Anwar al-Sadat: the perplexing President.  My evaluation of the late President Sadat is complex. Here I shall focus on two subjects alone: (1) returning Sinai to Egyptian sovereignty, and (2) the Islamization of the Egyptian collective mindset.

Sadat's approach to end the Israeli occupation of the Sinai Peninsula was achieved through the use of military force followed thereafter through negotiations. If politics is the art of the impossible, Sadat must be given above 90% on these two stages: the stage of war and the stage of negotiations. On 6th October, 1973, Sadat had the courage to launch a difficult war against a much stronger army, i.e. the Israel Defense Forces.  It was a war in which his army did well during its first half, yet also a war without which the negotiations stage would have been morally impossible.  Accomplishing what he could via war, then completing the mission of recovering his occupied territories via negotiations produced the best possible outcome. Having said this about Sadat's enormous success in returning the Sinai Peninsula to Egyptian sovereignty, I am afraid that what I will write about Sadat and the Islamization of the Egyptian collective mindset shall not be less than extremely critical and most negative.

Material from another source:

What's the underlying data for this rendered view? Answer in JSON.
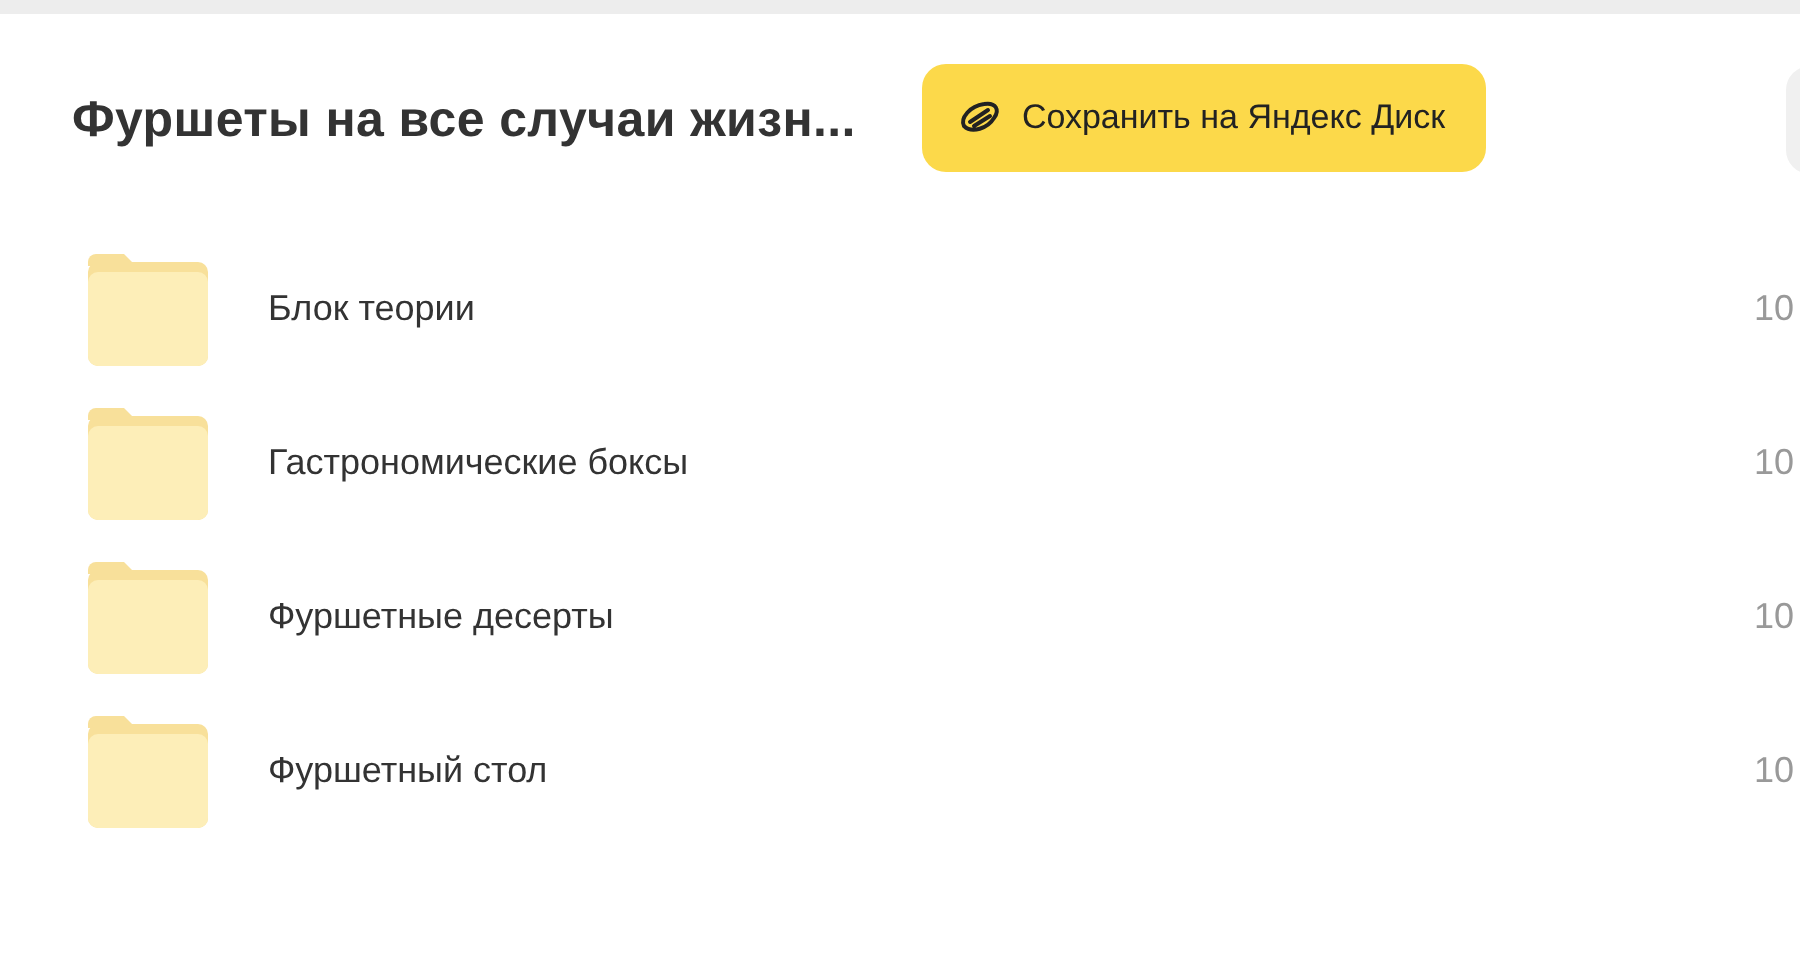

Sadat was intellectually an Islamist to a certain degree. He loved to describe himself as a Muslim president of a Muslim country. His tendency to start and conclude his speeches with Quranic verses was an obvious and unprecedented phenomenon in modern Egypt's political life. In parallel, he was hugely influenced by both the Saudi monarch King Faisal bin Abdulaziz Al Saud and even more so by his close friend Kamal Adham, who was the top man in the Saudi Intelligence at the time and brother-in-law of King Faisal. The two Saudis wanted to redirect Egypt from being pro Moscow into adopting a pro Washington DC stance.

At that time, Islamism was taken for granted as a main component of the anti Soviet Union package. Sadat was clearly very much pro Saudi Arabia. He significantly increased the Islamic tone of his speeches while employing a large number of Islamic/Islamist clerics who had departed Egypt during Nasser's era and gone to Saudi Arabia. One of them would play a gigantic role in the sought after project of Islamizing the overall cultural environment in Egypt. This cleric was Shaykh Muhammad Metwalli Al-Sha'raawi.

When I mentioned these observations to Mrs. Jihan al-Sadat over dinner with her in London a few years ago after her speech at the British Parliament, she commented with the following words: during his last year, Anwar (al-Sadat) repeatedly said to me that his policy of using the Muslim Brothers was a huge mistake. That night, Mrs. Sadat looked at me and said: it was a mistake that cost him his life. My comment was a such: this is absolutely correct.

It is this policy that led to the assassination of President Sadat by a group of Islamists on 6th October, 1981. But this very sad incident was not the end of this policy, as Egypt and Egyptians have been suffering over the four decades since from the consequences of bringing about this plague into Egypt, with the assistance of the King of Saudi Arabia and his Intelligence Department. In actuality, Sadat's policy drastically changed the collective mindset of millions of Egyptians from belonging to a Mediterranean Sea culture to the Nomadic Mindset of the inner part of the Arabian Peninsula that produced Wahhabism some 276 years ago!